Mulher arqueóloga analisa artefato em sítio arqueológico enquanto três homens com armaduras romanas conversam ao fundo.

O vento que sopra ao longo da Muralha de Adriano atravessa o casaco como se ele nem existisse - mesmo no fim da primavera. Você fica na beira de um antigo alojamento de pedra em ruínas, encarando uma vala comprida e rasa que um guia chama, com uma naturalidade desconcertante, de “a latrina”. Na mesma hora, a cabeça completa o resto: o bater de metal das armaduras, lã úmida colada no corpo, e dezenas de homens formando fila no frio, ombro a ombro, sobre uma canaleta por onde corria um fluxo constante de dejetos.

Anos atrás, arqueólogos recolheram a lama impregnada nesse lugar e a levaram para análise em laboratório. Quando as amostras foram observadas ao microscópio, a imagem romântica do soldado romano impecável, disciplinado e “limpo” começou a desmoronar.

O que apareceu dentro desses banheiros antigos está mudando, de forma concreta e desconfortável, aquilo que imaginávamos saber sobre o exército mais famoso do mundo antigo.

As latrinas da Muralha de Adriano revelam um império bem doente

Em painéis de museu, os soldados romanos costumam parecer quase invencíveis: músculos de bronze, capacetes brilhando, fileiras perfeitamente alinhadas. Mas basta entrar num forte ao longo da Muralha de Adriano, no norte da Inglaterra, para a realidade se impor - sobretudo quando se descobre o que estava escondido nas latrinas.

Em fortificações como Vindolanda e Housesteads, pesquisadores retiraram amostras de solo repletas de ovos de parasitas, fragmentos de vermes e sinais de problemas intestinais. Sob o céu duro da fronteira, as tropas mais resistentes do império viviam numa rotina sanitária que colocaria qualquer quartel moderno em alerta máximo.

E quanto mais a ciência escava, mais a ideia do “acampamento romano impecável” perde sustentação.

Uma das análises feitas a partir das latrinas da Muralha de Adriano indicou soldados infestados por tricurídeos (verme-chicote), lombrigas (ascarídeos) e até tênias associadas ao consumo de peixe. Esses detalhes não servem apenas para causar repulsa: eles apontam para um cotidiano profundamente marcado por contaminação. Os homens comiam, dormiam e treinavam - e depois se sentavam em longos banheiros coletivos que, claramente, não cumpriam a função de proteger a saúde da guarnição.

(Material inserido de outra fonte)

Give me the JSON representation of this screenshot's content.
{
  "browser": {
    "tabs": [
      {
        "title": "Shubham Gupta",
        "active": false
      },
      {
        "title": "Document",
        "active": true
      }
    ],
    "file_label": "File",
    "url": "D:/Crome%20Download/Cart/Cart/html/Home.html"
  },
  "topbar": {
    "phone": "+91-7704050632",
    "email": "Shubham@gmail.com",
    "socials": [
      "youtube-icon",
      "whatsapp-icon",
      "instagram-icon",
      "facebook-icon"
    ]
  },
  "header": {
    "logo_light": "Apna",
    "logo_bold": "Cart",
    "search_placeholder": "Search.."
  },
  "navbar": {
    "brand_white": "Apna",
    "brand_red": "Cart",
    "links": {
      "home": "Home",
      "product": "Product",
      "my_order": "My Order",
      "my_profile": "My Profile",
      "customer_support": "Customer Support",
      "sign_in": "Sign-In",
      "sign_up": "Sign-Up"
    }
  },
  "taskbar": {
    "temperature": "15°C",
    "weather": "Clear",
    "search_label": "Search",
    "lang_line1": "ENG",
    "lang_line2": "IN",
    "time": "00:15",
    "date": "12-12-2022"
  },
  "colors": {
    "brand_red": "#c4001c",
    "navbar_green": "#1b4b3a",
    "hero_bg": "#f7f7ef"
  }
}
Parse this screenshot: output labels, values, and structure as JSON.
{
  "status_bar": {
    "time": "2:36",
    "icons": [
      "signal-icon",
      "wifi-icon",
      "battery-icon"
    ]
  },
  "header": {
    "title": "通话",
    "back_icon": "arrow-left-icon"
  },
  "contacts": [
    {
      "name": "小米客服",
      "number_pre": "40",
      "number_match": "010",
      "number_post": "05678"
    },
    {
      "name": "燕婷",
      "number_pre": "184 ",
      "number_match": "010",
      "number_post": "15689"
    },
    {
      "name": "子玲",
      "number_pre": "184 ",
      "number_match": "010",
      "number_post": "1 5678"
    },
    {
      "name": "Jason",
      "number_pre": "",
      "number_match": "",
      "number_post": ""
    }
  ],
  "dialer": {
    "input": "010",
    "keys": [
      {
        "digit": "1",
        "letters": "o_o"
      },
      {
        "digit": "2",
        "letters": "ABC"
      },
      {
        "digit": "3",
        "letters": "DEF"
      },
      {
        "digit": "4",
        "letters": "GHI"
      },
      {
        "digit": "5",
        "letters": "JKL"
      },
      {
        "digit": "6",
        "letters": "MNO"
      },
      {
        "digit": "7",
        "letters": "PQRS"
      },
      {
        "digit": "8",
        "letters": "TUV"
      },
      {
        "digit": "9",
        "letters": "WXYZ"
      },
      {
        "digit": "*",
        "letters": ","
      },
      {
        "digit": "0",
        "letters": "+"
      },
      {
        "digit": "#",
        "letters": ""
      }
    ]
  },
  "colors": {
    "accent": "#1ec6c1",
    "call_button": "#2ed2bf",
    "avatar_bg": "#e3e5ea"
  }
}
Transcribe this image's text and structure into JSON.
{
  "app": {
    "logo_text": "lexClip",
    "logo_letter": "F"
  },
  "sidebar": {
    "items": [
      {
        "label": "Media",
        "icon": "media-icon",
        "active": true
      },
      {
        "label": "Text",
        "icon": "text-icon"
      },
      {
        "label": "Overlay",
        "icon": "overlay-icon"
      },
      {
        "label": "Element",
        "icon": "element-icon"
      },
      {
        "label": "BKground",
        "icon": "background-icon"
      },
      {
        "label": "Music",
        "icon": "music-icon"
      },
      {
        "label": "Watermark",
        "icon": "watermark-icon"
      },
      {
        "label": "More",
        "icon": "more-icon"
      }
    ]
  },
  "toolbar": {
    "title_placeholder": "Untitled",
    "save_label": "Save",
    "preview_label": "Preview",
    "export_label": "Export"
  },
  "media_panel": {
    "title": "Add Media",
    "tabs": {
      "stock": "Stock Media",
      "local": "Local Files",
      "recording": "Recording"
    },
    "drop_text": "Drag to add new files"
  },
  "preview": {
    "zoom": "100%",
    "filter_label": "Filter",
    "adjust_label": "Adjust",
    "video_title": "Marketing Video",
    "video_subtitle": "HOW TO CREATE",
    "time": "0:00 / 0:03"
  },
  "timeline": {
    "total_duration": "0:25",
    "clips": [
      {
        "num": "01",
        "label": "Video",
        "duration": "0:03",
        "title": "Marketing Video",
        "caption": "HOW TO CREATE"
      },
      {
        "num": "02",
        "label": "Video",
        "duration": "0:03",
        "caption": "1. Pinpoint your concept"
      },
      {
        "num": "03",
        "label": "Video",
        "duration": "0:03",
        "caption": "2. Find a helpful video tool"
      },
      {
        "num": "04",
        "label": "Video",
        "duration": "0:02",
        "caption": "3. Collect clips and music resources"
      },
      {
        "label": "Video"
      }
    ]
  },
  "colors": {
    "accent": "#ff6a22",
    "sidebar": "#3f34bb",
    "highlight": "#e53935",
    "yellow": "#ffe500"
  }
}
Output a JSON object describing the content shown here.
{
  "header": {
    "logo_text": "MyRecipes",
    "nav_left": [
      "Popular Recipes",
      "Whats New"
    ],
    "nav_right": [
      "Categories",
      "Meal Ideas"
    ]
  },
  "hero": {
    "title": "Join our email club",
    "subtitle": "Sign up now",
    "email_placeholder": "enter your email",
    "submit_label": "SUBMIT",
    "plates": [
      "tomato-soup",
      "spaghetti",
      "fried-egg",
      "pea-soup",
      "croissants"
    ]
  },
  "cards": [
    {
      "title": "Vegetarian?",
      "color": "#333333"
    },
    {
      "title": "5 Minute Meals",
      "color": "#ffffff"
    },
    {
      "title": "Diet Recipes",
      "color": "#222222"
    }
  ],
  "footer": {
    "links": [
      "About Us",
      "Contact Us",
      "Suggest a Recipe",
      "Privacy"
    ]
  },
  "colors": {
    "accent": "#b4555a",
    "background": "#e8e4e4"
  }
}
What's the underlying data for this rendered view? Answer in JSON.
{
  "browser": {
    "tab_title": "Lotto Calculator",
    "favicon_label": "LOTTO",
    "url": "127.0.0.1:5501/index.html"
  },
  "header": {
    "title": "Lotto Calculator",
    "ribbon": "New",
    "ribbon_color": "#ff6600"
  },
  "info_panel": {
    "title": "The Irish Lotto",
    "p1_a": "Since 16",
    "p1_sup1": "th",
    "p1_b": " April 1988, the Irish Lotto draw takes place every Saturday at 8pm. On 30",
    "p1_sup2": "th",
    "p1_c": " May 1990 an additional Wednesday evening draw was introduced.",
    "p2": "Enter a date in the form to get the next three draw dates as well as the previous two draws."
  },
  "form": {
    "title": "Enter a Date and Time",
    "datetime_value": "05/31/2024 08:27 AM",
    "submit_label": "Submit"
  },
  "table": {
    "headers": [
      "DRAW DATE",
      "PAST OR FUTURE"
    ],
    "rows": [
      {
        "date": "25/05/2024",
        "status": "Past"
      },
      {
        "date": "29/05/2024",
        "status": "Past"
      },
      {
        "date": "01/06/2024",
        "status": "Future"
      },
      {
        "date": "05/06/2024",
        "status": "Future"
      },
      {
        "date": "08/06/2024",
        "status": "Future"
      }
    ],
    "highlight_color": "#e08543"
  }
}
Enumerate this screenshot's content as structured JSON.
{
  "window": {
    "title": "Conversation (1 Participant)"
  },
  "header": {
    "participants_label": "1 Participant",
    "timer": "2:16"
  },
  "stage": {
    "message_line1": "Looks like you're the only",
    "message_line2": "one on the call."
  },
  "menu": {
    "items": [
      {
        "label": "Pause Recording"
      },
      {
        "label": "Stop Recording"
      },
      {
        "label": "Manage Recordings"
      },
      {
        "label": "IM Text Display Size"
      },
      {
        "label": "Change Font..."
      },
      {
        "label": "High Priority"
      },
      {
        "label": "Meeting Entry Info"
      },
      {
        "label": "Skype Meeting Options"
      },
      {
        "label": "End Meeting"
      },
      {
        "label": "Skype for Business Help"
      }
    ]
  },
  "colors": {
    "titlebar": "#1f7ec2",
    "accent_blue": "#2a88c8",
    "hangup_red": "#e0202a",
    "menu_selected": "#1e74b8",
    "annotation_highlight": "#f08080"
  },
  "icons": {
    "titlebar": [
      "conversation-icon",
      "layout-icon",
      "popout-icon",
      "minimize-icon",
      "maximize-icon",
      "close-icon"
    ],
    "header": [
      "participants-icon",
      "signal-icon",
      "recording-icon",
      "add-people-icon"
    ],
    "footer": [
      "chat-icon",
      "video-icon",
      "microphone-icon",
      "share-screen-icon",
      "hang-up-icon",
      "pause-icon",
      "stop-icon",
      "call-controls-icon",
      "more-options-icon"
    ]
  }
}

Vindolanda, um dos fortes mais bem preservados da Muralha, é um caso emblemático. O solo encharcado conservou desde sapatos de couro até fragmentos de tabuletas com escrita. Ao peneirar os depósitos das latrinas, especialistas conseguiram acompanhar padrões de parasitismo ao longo do tempo. Não era um surto isolado: o problema se repetia e se mantinha, como algo estrutural.

Agora imagine a cena de forma menos abstrata: um cômodo de pedra apertado, cerca de vinte homens lado a lado, todos dividindo o mesmo canal de água, os mesmos utensílios e, na prática, as mesmas doenças.

A pergunta inevitável é: por que tanta gente doente, se a engenharia romana é celebrada como “séculos à frente” do seu tempo? A resposta está no abismo entre infraestrutura e hábito. Em muitos fortes havia drenagem, bancos de pedra e água corrente. No papel, parece um triunfo da higiene antiga.

Na vida real, esse sistema dependia de limpeza constante, disciplina diária e escolhas inteligentes de centenas de homens cansados, pressionados e expostos ao frio e à lama da fronteira. Nem sempre isso acontecia no limite do mundo conhecido, sob chuva e vento que não perdoavam.

E vale admitir o óbvio: quase ninguém segue as melhores práticas de higiene todos os dias, ainda mais num destacamento apertado, sobrecarregado, com água fresca limitada e com botas indo e voltando entre barro e estrume.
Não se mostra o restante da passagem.